Chef Highlight: Doug Gulija of The Plaza Café
Chef/owner Doug Gulija of The Plaza Café in Southampton started his culinary career as many do—by washing dishes—and has worked his way up to entrepreneurship.
He started at the Old Mill restaurant in Southampton when he was 13 and was taken under the wing of a French chef from Burgundy. It wasn’t until a short-lived college basketball career forced him to make a career path change and enter the culinary school at Johnson and Wales that he realized just how much that French chef taught him. “I knew how to make hollandaise, pate choux, demiglace,” Gulija says. “And I was so surprised that many of my fellow classmates couldn’t even pronounce some of these techniques, much less execute them.”
Upon graduation, Gulija started his career with Marriott Hotels under the tutelage of his mentor Chef Peter Montgomery. It was here that he was provided an environment to fully learn and develop his culinary skills. It was also here that he was provided with the business knowledge to successfully operate a kitchen.
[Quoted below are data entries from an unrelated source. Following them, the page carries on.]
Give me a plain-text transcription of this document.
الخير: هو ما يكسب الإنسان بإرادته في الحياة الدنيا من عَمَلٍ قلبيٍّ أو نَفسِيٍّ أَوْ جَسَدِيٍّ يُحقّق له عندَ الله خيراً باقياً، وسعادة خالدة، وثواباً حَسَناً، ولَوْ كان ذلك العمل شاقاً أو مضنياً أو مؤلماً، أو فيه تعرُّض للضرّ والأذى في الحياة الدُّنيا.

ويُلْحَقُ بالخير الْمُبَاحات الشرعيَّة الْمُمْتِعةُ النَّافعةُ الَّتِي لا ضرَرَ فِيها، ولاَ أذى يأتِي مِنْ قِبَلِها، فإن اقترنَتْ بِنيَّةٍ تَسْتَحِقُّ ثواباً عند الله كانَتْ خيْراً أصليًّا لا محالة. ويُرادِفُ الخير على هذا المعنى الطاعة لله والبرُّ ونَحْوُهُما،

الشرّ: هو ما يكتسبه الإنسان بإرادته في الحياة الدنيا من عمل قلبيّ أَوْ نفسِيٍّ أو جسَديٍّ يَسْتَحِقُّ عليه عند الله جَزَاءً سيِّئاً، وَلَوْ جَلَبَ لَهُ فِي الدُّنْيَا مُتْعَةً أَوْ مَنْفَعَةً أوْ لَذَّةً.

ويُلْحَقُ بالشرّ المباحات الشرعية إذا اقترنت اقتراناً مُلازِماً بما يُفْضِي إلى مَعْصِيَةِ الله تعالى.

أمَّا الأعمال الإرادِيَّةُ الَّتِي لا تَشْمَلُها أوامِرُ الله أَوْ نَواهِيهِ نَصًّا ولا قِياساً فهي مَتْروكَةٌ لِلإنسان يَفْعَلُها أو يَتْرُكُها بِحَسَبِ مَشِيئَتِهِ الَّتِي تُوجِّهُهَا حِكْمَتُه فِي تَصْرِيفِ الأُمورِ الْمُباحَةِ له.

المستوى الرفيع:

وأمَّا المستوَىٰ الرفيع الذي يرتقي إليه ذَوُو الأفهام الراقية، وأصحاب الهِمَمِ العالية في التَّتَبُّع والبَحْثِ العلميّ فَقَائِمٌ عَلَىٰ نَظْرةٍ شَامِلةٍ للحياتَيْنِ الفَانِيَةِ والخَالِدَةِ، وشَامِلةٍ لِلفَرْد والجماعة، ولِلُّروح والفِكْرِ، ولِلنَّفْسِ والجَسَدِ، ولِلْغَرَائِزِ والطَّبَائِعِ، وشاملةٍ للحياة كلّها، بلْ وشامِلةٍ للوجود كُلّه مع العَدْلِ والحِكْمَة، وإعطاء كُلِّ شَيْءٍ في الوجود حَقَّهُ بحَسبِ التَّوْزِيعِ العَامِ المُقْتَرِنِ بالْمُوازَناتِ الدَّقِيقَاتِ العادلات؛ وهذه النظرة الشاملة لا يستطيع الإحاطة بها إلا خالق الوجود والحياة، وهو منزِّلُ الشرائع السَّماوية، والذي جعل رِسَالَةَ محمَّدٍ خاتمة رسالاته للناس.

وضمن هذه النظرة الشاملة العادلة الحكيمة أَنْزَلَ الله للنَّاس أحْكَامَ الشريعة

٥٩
After a stint cooking in France, Gulija ended up back in his hometown of Southampton landing a gig as sous chef at Mirko’s Restaurant in Water Mill, where he helped them garner their third star from Newsday. After working as the chef de cuisine of the original Laundry restaurant in East Hampton and then as head chef at Monterey Seafood Grill, the opportunity soon came to own his own restaurant in Southampton. Thus, The Plaza Café was born. The initial intention was to have a casual, low-key restaurant that focused on local and sustainable seafood. But the accolades soon turned The Plaza Café into a fine dining destination. Today though, Gulija has returned to the original plan with what he calls a “return to cooking” and not getting caught up in so much of the nonsense of this profession. And as one restaurant critic succinctly put it, “Chef Gulija feels at ease.”